Micro-edge interconnection unlikely; Equinix will remain dominant: While many speculate around interconnection at micro-edge data centers, Packet was down-beat on this opportunity. They stressed the difficulty in building ecosystems with critical mass at the edge to warrant interconnection. Equinix will likely remain the preeminent interconnection platform for the foreseeable future – “there is no way around them”.
The opportunity with Dish: Packet has bid on the Dish network RFP (along with seemingly everyone else). Interestingly, Packet has already deployed several sites with Sprint to serve enterprises for ~30K per site (80% cheaper than Sprint’s internal estimates for what it would cost to build themselves). Packet could deploy similar functionality with Dish.
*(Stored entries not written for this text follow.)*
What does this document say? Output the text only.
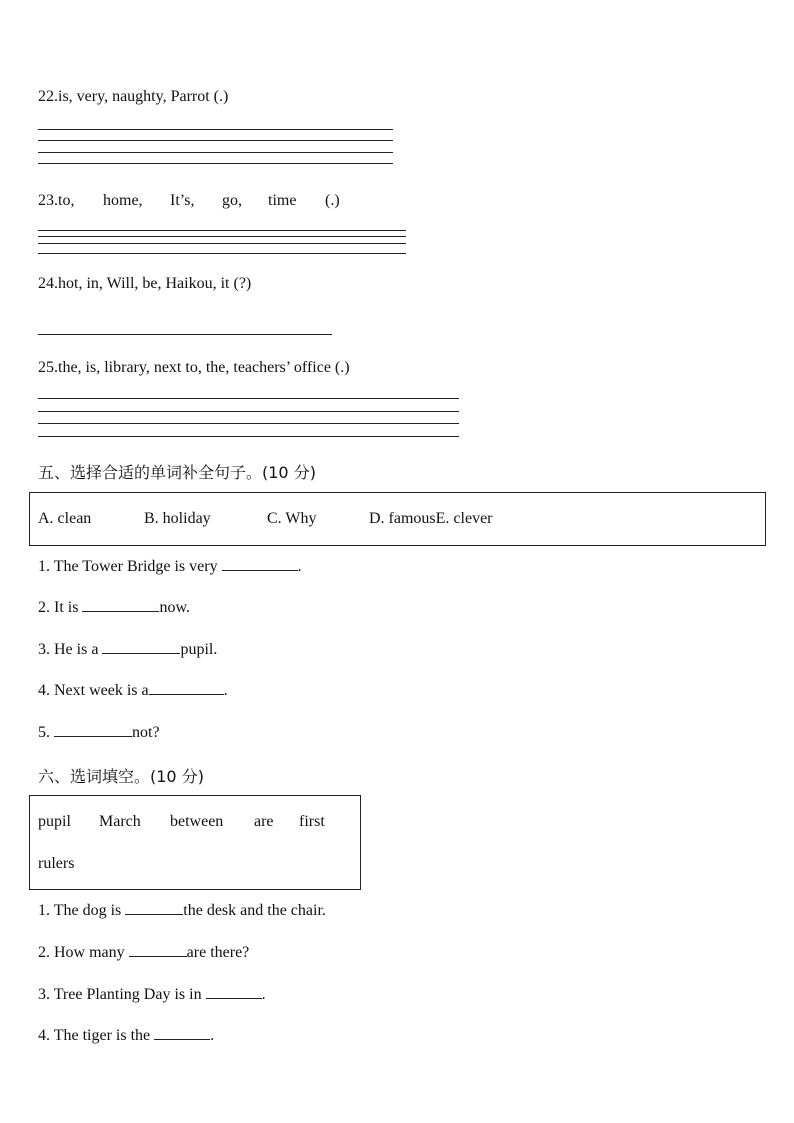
22.is, very, naughty, Parrot (.)
23.to, home, It’s, go, time (.)
24.hot, in, Will, be, Haikou, it (?)
25.the, is, library, next to, the, teachers’ office (.)
五、选择合适的单词补全句子。(10 分)
A. clean	B. holiday	C. Why	D. famousE. clever
1. The Tower Bridge is very	.
2. It is	now.
3. He is a	pupil.
4. Next week is a	.
5.	not?
六、选词填空。(10 分)
pupil March between are first
rulers
1. The dog is	the desk and the chair.
2. How many	are there?
3. Tree Planting Day is in	.
4. The tiger is the	.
We think this aligns with Dish’s wireless network strategy (LINK), though unclear at this stage who Dish will select as their vendors.
Hyperscale data centers at risk: Packet thought the major cloud service providers would exert their market power on hyperscalers and beat them down on price over time. Additionally, the flood of infrastructure fund money into data centers may be driving lower pricing as well. Anecdotally, Packet described a recent trip to Ashburn to secure a 500kw as a “feeding frenzy”, with prices well below what they were expecting. This echoes comments by data centers companies over the past few months about oversupply in Northern Virginia, and may suggest that pricing will remain pressured in select markets through the rest of the year.